Un percorso artistico unico, esposto magistralmente che permette di coglierel'essenza e l'evoluzione del grande artista . Le opere di Hantaï possono far pensare ad una metafora, come storie, come la vita, a tinte forti e contrastanti, dove razionalità e emozione, dell’artista che le realizza e del visitatore che le osserva, possono trovare un luogo di incontro, dialogo, integrazione, convivenza. 

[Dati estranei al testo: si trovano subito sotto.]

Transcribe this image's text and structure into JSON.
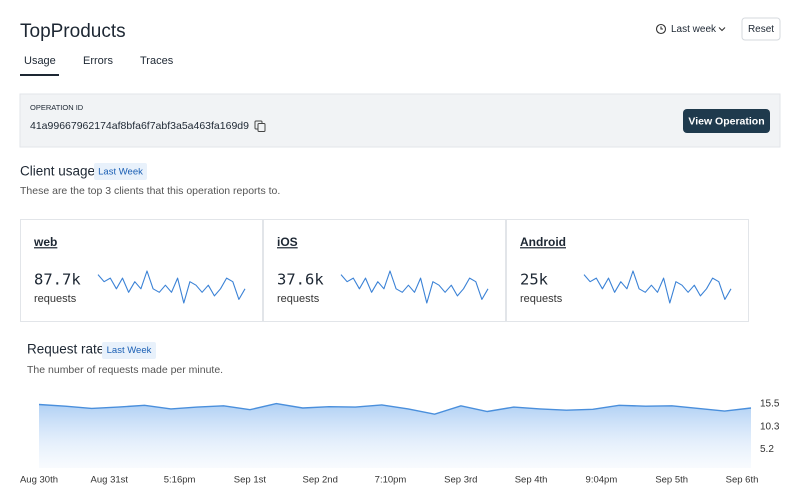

Le opere realizzare dal ’72 all’ ’82, sono tele monumentali, realizzate attraverso un’evoluzione della tecnica del plage: la tela è annodata al rovescio, stavolta secondo un rigoroso disegno ortogonale regolare, poi stirata, dipinta, solo successivamente “dispiegata”. L’effetto è appassionante. Osservando una tela si possono provare sensazioni contrastanti, nel guardare enormi quadrati di colore acceso, denso, materico, non uniforme ma vivo, con venature, come storie al suo interno, contenute però entro un reticolo di righe parallele ed ortogonali di un bianco altrettanto accecante. Di fronte ai colori forti dei quadri si può avere l’impressione di essere al cospetto di un’esplosione di emozioni contrastanti, colori vitali ma al tempo stesso spezzati, macchiati, tagliati, dalle strisce di bianco dai contorni irregolari.

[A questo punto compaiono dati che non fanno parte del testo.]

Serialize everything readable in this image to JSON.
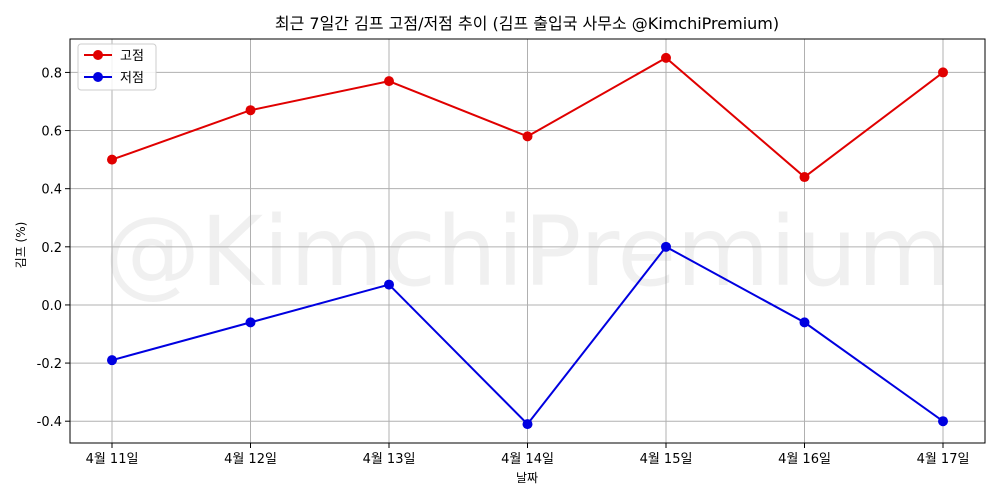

Questa esposizione offre un entusiasmante scorcio sulla storia di Hantaï , la sua evoluzione artistica, il suo modo di pensare e fare arte. 

Le sue opere possono far pensare ad una metafora, come storie, come la vita, a tinte forti e contrastanti, dove razionalità e emozione, dell’artista che le realizza e del visitatore che le osserva, possono trovare un luogo di incontro, dialogo, integrazione, convivenza.